How do I find my writer’s voice?: Frequent questions
Q: How do I find my writer’s voice?
A: Start talking.
Of course the term “writer’s voice” doesn’t mean your literal speaking voice. But I’m serious when I say that the best way to find your voice is to start talking.
Speak your ideas as if you were talking to a friend. Better yet—actually talk to a friend.
When you write—especially at first—you may have a tendency to be stilted or too formal. But I’m willing to bet you have never had a conversation that included words like “henceforth” or “whereas.”
Those words may be appropriate if you’re writing for a law journal or academia. If that’s your audience, then feel free to click over to another blog—I got nothin’ for you today.
But most of my readers write in a business environment. Whether you’re writing emails or newsletters or the elusive White Paper, you want to draw your readers in. You want them to understand what you’re saying. And you want them to trust you.
The best way to accomplish those things is to be yourself. And sound like yourself. Yes: I’m talking about authenticity.
So talk through your message. Have a conversation with your friend (real or imaginary) and record it. Or talk out loud while you type. I do this a lot—it’s especially important when you’re writing a speech, because you need to make sure that what you’re writing is not, in the literal sense of the word, unspeakable.
At the end of a good day of speechwriting, my voice might be hoarse and my dog thoroughly confused—especially if it’s a passionate speech. But I know that my words will resonate with an audience hearing, rather than reading, them.
Your writer’s voice = You + writing
Remember that scene at the end of The Wizard of Oz when Dorothy realizes she’s had the power to return to Kansas all along? That’s kind of what it’s like when you discover your “writer’s voice.”
It’s in there. It’s always been in there. You just need to use it. So write: 15 minutes a day. And read—lots of different things.
Another great way to find your own voice is to consciously try to adopt another writer’s voice. Write your piece in the style of Jane Austen or Dashiell Hammett—someone with a very distinct voice. And then the next day, re-write the same story as yourself. You can play this game with as many writers as you like. See how different each story sounds, even though you created it from the same basic building blocks.
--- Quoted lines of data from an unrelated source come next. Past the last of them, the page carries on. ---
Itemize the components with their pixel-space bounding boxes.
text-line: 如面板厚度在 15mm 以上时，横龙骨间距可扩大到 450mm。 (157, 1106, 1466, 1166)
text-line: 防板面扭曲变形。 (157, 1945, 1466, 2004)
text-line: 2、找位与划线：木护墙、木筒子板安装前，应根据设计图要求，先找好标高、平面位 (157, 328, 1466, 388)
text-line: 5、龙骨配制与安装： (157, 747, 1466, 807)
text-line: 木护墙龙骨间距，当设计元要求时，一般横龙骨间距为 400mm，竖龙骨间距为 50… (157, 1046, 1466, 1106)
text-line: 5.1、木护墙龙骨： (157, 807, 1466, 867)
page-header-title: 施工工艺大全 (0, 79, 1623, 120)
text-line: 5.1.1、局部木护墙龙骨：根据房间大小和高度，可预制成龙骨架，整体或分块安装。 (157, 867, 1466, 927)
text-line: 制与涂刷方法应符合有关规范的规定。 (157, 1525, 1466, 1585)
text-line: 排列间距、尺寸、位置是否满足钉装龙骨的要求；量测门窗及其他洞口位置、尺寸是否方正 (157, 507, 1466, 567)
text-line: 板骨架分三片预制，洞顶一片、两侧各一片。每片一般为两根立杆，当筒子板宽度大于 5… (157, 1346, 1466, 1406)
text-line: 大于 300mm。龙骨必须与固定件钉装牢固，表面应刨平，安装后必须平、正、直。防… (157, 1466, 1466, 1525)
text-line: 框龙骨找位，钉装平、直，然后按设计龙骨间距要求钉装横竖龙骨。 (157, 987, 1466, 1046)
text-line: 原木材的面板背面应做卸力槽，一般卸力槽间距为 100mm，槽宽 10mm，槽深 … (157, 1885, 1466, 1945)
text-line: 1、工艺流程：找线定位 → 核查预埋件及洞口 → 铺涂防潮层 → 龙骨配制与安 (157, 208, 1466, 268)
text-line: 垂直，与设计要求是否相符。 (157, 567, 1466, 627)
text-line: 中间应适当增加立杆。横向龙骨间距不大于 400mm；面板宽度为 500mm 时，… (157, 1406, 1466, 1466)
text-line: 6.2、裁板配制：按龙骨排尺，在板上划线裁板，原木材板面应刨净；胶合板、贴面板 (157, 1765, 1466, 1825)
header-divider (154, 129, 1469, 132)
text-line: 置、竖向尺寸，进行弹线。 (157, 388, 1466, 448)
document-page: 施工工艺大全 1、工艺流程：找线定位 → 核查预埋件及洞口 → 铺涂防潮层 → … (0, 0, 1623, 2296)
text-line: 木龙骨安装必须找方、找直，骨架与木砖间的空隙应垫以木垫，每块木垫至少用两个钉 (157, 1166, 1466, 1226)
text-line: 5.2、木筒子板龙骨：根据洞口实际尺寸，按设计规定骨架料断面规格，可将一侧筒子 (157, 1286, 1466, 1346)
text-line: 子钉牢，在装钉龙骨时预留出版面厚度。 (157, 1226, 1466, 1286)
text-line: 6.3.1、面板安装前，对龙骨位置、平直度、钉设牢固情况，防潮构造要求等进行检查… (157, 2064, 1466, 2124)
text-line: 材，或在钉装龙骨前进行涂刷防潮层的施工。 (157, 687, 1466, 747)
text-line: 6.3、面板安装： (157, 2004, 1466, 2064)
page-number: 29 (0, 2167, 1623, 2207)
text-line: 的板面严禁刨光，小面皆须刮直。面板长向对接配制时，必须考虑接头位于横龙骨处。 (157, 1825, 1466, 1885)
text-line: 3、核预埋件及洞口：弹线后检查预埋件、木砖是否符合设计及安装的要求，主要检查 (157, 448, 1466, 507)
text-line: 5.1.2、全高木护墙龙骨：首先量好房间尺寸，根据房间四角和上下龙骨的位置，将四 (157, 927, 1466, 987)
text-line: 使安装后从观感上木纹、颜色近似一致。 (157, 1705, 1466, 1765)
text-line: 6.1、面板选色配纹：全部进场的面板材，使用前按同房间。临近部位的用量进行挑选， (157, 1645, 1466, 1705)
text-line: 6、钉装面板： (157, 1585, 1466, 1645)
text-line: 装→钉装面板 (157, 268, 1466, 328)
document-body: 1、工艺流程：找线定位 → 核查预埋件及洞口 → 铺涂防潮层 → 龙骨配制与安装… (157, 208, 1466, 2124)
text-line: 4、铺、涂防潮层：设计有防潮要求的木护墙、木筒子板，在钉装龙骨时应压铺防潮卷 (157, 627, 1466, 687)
Surprise your friends or relatives by writing them a letter—yes, on paper. First, the act of writing with a pen or pencil (or crayon) in your hands is different than writing on a computer. You engage different parts of your brain, so you come at the material from a fresh perspective. And second, because chances are you won’t be talking to friends or family about business issues. Writing about a range of subjects builds stronger writing muscles. When you return to the business topics, you’ll likely approach them more loosely, even perhaps playfully.
The more you write, the closer you’ll get to writing like yourself. So what are you waiting for? Open up the timer on your phone and get your 15 minutes done.